Databases 23 min read

Inside MySQL InnoDB Full-Text Index: Architecture, Operations, and Optimization

This article examines MySQL’s InnoDB full‑text indexing from MySQL 5.6 onward, detailing supported search modes, the structure of auxiliary index files, the lifecycle of DML operations, transaction handling, cache synchronization, optimization procedures, background threads, monitoring tables, stop‑word configuration, and the built‑in n‑gram parser.

21CTO
21CTO
21CTO
Inside MySQL InnoDB Full-Text Index: Architecture, Operations, and Optimization
Abstract: Since MySQL 5.6, InnoDB supports full‑text indexes, largely compatible with MyISAM syntax. Full‑text index uses an inverted index to quickly match documents.

Preface

MySQL 5.6 introduced InnoDB full‑text indexing. The syntax is mostly compatible with the previous MyISAM full‑text mode. Full‑text indexing builds an inverted index for fast document matching. MySQL supports three full‑text search modes:

1. Natural language mode (IN NATURAL LANGUAGE MODE) – use MATCH AGAINST with a specific string.

2. Boolean mode (IN BOOLEAN MODE) – allows operators such as "+" (must contain), "-" (must not contain), "*" (wildcard). The syntax can be inspected with the variable ft_boolean_syntax:

mysql> show variables like '%ft_boolean_syntax%';
+-------------------+----------------+
| Variable_name     | Value          |
+-------------------+----------------+
| ft_boolean_syntax | + -<>()~*:""&| |
+-------------------+----------------+
1 row in set (0.00 sec)

3. Query expansion mode (WITH QUERY EXPANSION) – a variant of natural language mode that runs two searches: first with the given phrase, then with rows that have high relevance.

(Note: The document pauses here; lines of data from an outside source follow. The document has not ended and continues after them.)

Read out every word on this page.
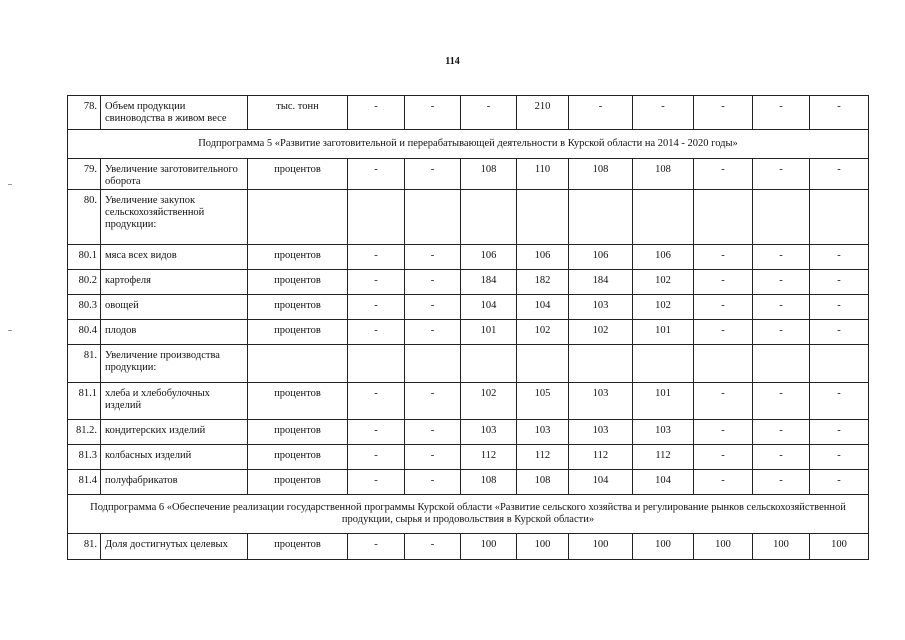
114
78.	Объем продукции свиноводства в живом весе	тыс. тонн	-	-	-	210	-	-	-	-	-
Подпрограмма 5 «Развитие заготовительной и перерабатывающей деятельности в Курской области на 2014 - 2020 годы»											
79.	Увеличение заготовительного оборота	процентов	-	-	108	110	108	108	-	-	-
80.	Увеличение закупок сельскохозяйственной продукции:										
80.1	мяса всех видов	процентов	-	-	106	106	106	106	-	-	-
80.2	картофеля	процентов	-	-	184	182	184	102	-	-	-
80.3	овощей	процентов	-	-	104	104	103	102	-	-	-
80.4	плодов	процентов	-	-	101	102	102	101	-	-	-
81.	Увеличение производства продукции:										
81.1	хлеба и хлебобулочных изделий	процентов	-	-	102	105	103	101	-	-	-
81.2.	кондитерских изделий	процентов	-	-	103	103	103	103	-	-	-
81.3	колбасных изделий	процентов	-	-	112	112	112	112	-	-	-
81.4	полуфабрикатов	процентов	-	-	108	108	104	104	-	-	-
Подпрограмма 6 «Обеспечение реализации государственной программы Курской области «Развитие сельского хозяйства и регулирование рынков сельскохозяйственной продукции, сырья и продовольствия в Курской области»											
81.	Доля достигнутых целевых	процентов	-	-	100	100	100	100	100	100	100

Full‑text indexes can be defined on CHAR, VARCHAR, and TEXT columns. This article provides a brief analysis of the code modules involved and highlights new features in MySQL 5.7, based on source version 5.7.8‑rc.

Create Full‑Text Index

Example of creating a table with a full‑text index:

create table t1 (a int auto_increment primary key, b text, fulltext(b));

On disk the following files are generated:

$ls -lh /u01/my57/data/test/
 total 1.3M
 FTS_000000000000010b_0000000000000154_INDEX_1.ibd
 FTS_000000000000010b_0000000000000154_INDEX_2.ibd
 FTS_000000000000010b_0000000000000154_INDEX_3.ibd
 FTS_000000000000010b_0000000000000154_INDEX_4.ibd
 FTS_000000000000010b_0000000000000154_INDEX_5.ibd
 FTS_000000000000010b_0000000000000154_INDEX_6.ibd
 FTS_000000000000010b_BEING_DELETED_CACHE.ibd
 FTS_000000000000010b_BEING_DELETED.ibd
 FTS_000000000000010b_CONFIG.ibd
 FTS_000000000000010b_DELETED_CACHE.ibd
 FTS_000000000000010b_DELETED.ibd
 t1.frm
 t1.ibd

a) Files FTS_..._INDEX_1~6.ibd store the inverted index (tokens, positions, document IDs) partitioned by the first character of the token.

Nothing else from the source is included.